Saturday, February 21, 2015

Bristol inspector: Pine Street building does not need to be razed

Posted: Friday, February 6, 2015
A nearly 100-year-old Bristol row home where a wall partially collapsed Monday will not need to be demolished.

A safety inspection report found that the end unit in the 800 block of Pine Street is structurally sound and the damaged wall can be repaired, borough Inspector John Miller said Friday. Repair work is expected to begin next week, Miller said.
The work will involve bracing the building in its current state, removing the damaged portion of the wall, and repairing and replacing it with a new wall, Miller said.
Once the work is completed and inspected, the property owner should be allowed to return to the home, Miller said. The homeowner’s insurance company will pay for the work, he added.
A portion of Pine and Spring streets near where the collapse happened will remain blocked to vehicle and pedestrian traffic until the wall is braced, Miller said.
Authorities are continuing their investigation into what caused the wall collapse and do not have an answer yet, Miller added.

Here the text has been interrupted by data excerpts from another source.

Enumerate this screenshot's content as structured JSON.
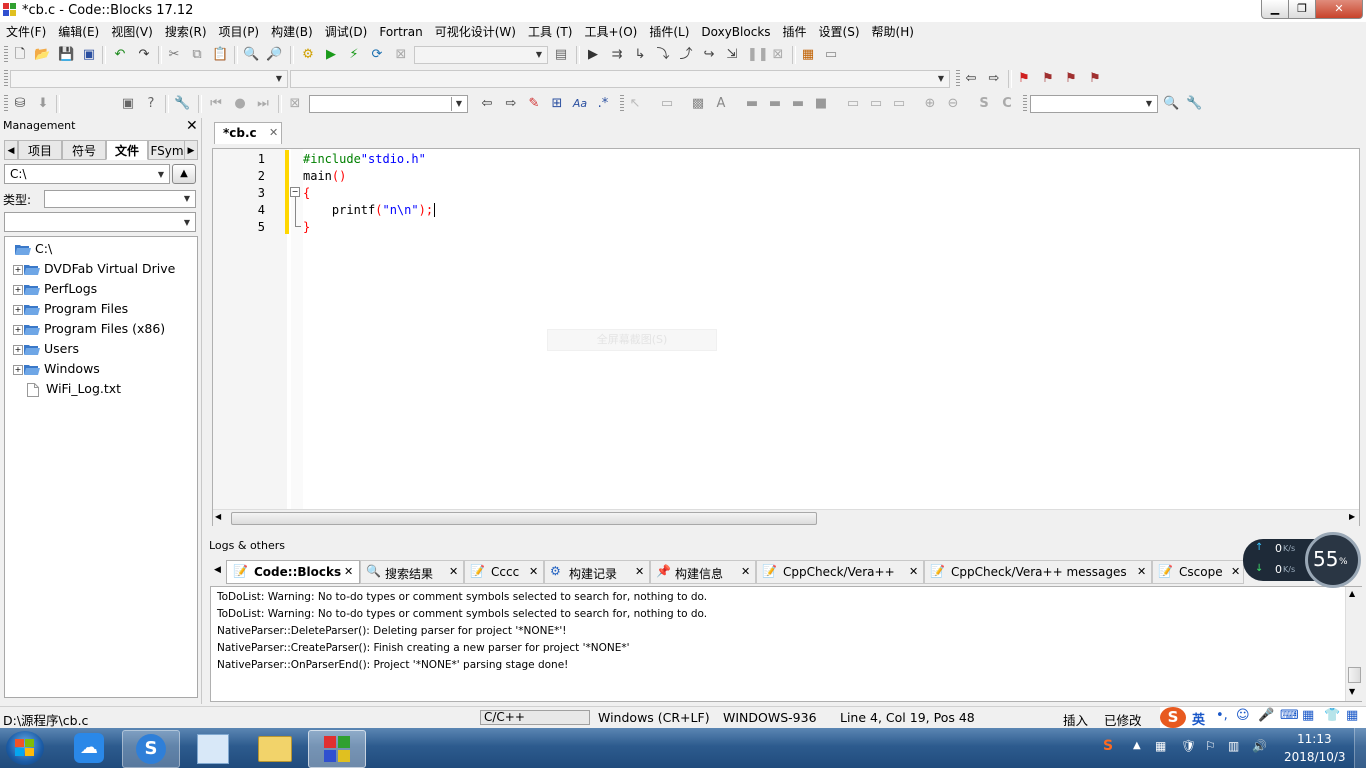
{
  "window": {
    "title": "*cb.c - Code::Blocks 17.12"
  },
  "menu": [
    "文件(F)",
    "编辑(E)",
    "视图(V)",
    "搜索(R)",
    "项目(P)",
    "构建(B)",
    "调试(D)",
    "Fortran",
    "可视化设计(W)",
    "工具 (T)",
    "工具+(O)",
    "插件(L)",
    "DoxyBlocks",
    "插件",
    "设置(S)",
    "帮助(H)"
  ],
  "toolbar3": {
    "comment_btn": "/**",
    "comment2_btn": "*<"
  },
  "management": {
    "title": "Management",
    "tabs": [
      "项目",
      "符号",
      "文件",
      "FSym"
    ],
    "path": "C:\\",
    "type_label": "类型:",
    "tree": [
      {
        "label": "C:\\",
        "kind": "root"
      },
      {
        "label": "DVDFab Virtual Drive",
        "kind": "folder"
      },
      {
        "label": "PerfLogs",
        "kind": "folder"
      },
      {
        "label": "Program Files",
        "kind": "folder"
      },
      {
        "label": "Program Files (x86)",
        "kind": "folder"
      },
      {
        "label": "Users",
        "kind": "folder"
      },
      {
        "label": "Windows",
        "kind": "folder"
      },
      {
        "label": "WiFi_Log.txt",
        "kind": "file"
      }
    ]
  },
  "editor": {
    "tab": "*cb.c",
    "lines": [
      {
        "n": "1",
        "parts": [
          [
            "pp",
            "#include"
          ],
          [
            "str",
            "\"stdio.h\""
          ]
        ]
      },
      {
        "n": "2",
        "parts": [
          [
            "",
            "main"
          ],
          [
            "op",
            "()"
          ]
        ]
      },
      {
        "n": "3",
        "parts": [
          [
            "op",
            "{"
          ]
        ]
      },
      {
        "n": "4",
        "parts": [
          [
            "",
            "    printf"
          ],
          [
            "op",
            "("
          ],
          [
            "str",
            "\"n\\n\""
          ],
          [
            "op",
            ");"
          ]
        ]
      },
      {
        "n": "5",
        "parts": [
          [
            "op",
            "}"
          ]
        ]
      }
    ],
    "overlay_hint": "全屏幕截图(S)"
  },
  "logs": {
    "title": "Logs & others",
    "tabs": [
      "Code::Blocks",
      "搜索结果",
      "Cccc",
      "构建记录",
      "构建信息",
      "CppCheck/Vera++",
      "CppCheck/Vera++ messages",
      "Cscope"
    ],
    "lines": [
      "ToDoList: Warning: No to-do types or comment symbols selected to search for, nothing to do.",
      "ToDoList: Warning: No to-do types or comment symbols selected to search for, nothing to do.",
      "NativeParser::DeleteParser(): Deleting parser for project '*NONE*'!",
      "NativeParser::CreateParser(): Finish creating a new parser for project '*NONE*'",
      "NativeParser::OnParserEnd(): Project '*NONE*' parsing stage done!"
    ]
  },
  "netwidget": {
    "up": "0",
    "down": "0",
    "unit": "K/s",
    "percent": "55",
    "pct_sign": "%"
  },
  "status": {
    "file": "D:\\源程序\\cb.c",
    "lang": "C/C++",
    "eol": "Windows (CR+LF)",
    "encoding": "WINDOWS-936",
    "pos": "Line 4, Col 19, Pos 48",
    "mode": "插入",
    "modified": "已修改",
    "ime": "英"
  },
  "taskbar": {
    "time": "11:13",
    "date": "2018/10/3"
  }
}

The newspaper was not immediately successful in reaching the property owner, William Brown.
The borough condemned the circa-1917 end unit last year after concerns arose about a possible structural problem with the wall that collapsed, Miller said. No one was allowed to live in the home until the owner submitted a structural engineering report, which didn’t happen, Miller added.
The problem — an outside wall that appeared to be bowing — didn’t require immediate attention when the condemnation order was made, Miller said. Borough inspectors checked the condition of the home on a weekly basis and no significant change was noted until Jan. 30.
The bend in the wall was significantly more pronounced than it was on the previous check so, as a precaution, a portion of Pine Street near the wall was barricaded and a safety inspection was scheduled for Tuesday, Miller said.
But shortly after 4:30 p.m. Monday, a large section of the second-floor wall collapsed. No injuries were reported but at least five attached homes on Pine Street were evacuated after bricks and other debris landed on a gas meter below the collapsed wall.
The partial building collapse was the second in Bristol in three months.
A 58-year-old Newtown man was seriously injured in November after an overhanging bay on a historic 19th-century Radcliffe Street building he was renovating collapsed, causing him to plunge two stories to the sidewalk where he was buried under debris.